Though not an exhaustive list, modernization in VARD entails: changing Early Modern English second and third person verb endings to modern ones (-eth to -s); expanding elisions (o’er to over); changing variants of a word to a preferred form of that word (ope and op’n to open); joining separate words into a modern equivalent (him selfe into himselfe).

VARD standardizes 1-grams, that is, it evaluates one word at a time. Part of speech isn’t taken into account. VARD assesses a 1-gram against its dictionary (“words.txt”) and determines whether the 1-gram’s spelling is a non-variant or a variant. If the spelling matches a word in the dictionary, the 1-gram is marked as a non-variant and left alone. When a 1-gram’s spelling varies from what is in the dictionary, it is marked as a variant.

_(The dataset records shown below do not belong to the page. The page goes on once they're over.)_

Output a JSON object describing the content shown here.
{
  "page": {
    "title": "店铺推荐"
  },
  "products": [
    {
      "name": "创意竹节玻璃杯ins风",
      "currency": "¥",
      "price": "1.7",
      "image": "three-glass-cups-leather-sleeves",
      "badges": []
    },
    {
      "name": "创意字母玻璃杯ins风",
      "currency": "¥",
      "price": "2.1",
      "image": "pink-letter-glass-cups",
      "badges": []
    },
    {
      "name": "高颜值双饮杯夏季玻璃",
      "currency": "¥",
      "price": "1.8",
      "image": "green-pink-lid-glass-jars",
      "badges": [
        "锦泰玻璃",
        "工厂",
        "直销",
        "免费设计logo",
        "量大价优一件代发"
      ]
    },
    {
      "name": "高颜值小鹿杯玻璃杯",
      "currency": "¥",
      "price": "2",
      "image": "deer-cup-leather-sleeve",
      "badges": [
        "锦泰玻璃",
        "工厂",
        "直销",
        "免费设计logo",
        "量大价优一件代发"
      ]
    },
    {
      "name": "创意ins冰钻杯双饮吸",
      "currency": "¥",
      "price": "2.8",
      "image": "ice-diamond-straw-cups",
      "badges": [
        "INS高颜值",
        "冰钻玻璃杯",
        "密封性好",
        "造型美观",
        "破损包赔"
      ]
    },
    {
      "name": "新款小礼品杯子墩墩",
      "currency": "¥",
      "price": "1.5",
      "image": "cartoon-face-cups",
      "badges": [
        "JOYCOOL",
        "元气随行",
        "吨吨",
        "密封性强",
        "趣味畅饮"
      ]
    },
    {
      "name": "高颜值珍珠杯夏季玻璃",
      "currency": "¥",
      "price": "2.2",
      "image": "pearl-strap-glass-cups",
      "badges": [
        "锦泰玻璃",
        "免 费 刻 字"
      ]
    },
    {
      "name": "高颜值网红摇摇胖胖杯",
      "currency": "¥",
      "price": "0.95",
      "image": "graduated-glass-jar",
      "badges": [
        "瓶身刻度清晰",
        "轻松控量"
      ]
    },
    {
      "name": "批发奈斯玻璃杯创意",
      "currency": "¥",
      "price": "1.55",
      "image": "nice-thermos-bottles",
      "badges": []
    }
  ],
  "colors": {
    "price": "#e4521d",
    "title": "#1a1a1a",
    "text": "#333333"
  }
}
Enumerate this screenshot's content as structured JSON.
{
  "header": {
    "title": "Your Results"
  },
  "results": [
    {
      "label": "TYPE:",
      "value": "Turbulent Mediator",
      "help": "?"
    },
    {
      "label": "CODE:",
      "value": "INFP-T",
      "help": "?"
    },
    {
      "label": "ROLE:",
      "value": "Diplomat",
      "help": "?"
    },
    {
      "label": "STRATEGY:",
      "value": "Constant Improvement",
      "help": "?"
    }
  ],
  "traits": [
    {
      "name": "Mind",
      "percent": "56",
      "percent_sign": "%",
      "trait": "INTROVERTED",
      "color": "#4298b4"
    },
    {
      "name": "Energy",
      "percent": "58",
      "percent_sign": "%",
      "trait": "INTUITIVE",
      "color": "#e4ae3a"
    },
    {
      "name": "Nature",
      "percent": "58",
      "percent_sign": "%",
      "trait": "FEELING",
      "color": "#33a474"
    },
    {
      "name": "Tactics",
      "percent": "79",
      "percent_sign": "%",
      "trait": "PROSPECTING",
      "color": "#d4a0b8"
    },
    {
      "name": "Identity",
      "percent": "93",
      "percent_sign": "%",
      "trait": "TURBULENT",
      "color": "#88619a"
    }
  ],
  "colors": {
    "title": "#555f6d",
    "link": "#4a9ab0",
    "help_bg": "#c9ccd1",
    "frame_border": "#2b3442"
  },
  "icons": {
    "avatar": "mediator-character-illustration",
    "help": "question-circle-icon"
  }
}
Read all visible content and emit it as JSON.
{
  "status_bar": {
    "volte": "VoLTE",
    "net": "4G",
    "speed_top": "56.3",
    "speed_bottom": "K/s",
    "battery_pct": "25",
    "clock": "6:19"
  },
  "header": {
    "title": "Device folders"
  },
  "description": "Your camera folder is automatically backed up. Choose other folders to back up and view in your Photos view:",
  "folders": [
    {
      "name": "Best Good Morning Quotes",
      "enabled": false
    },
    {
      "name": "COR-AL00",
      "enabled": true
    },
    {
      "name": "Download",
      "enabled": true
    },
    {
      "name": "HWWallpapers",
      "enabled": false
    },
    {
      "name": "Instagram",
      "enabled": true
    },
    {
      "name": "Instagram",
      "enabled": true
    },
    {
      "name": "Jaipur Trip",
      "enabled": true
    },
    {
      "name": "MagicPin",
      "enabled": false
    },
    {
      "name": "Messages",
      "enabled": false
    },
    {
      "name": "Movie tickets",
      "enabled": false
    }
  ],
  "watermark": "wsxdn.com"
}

VARD contains rules that manage how a variant is modernized, mainly a text file of modern spelling substitutions for early modern ones (“rules.txt”). This works at the level of the letter. For example, when VARD processes the word musick, a rule in the dictionary indicates that CK at the end of words can be replaced with just a C, enabling VARD to change musick to music. The rules allow for multiple variations based on a variant spelling to occur.

To decide which variant a non-variant spelling will be changed into, VARD performs word frequency calculations (f-scores). The calculation is a confidence score that weights how probable a variant replacement is. VARD keeps track of how many times it replaces words with specific variants. The f-score is a measure of the precision of a variant’s spelling and its recall (percentage based on how many times a specific variation has replaced the marked variant before). VARD has a normalization threshold that uses the confidence score to determine with which variant to replace a marked variant. That number is by default 50%. If a variant’s confidence score is above 50%, it will replace the early modern word under question. F-scores can be weighted to equally consider precision and recall, or it can be weighted to favor one or the other. In other words, VARD considers how to replace words according to what may be most correct or most probable based on how many times words occur within a corpus.

Through a GUI, VARD allows users to manually correct texts one at a time or batch process based on the normalization threshold. Users can also process texts through command line. Standardizing the Early Modern drama corpus has required both.

Quite a few posts re: the VARD saga will follow this one, as there are many aspects to explain about our curation experiences. A preview of post topics follow below:

  • Encoding issues before the TEI P4 XML files could be processed by VARD
  • Standardization principles across the corpus (elisions, pronouns, contractions)
  • Counteracting VARD’s questionable, if not amusing, word replacements
  • Generating aggressive spelling standardization rules

Following posts will contain documentation for the early modern drama corpus and tips/tricks for VARD.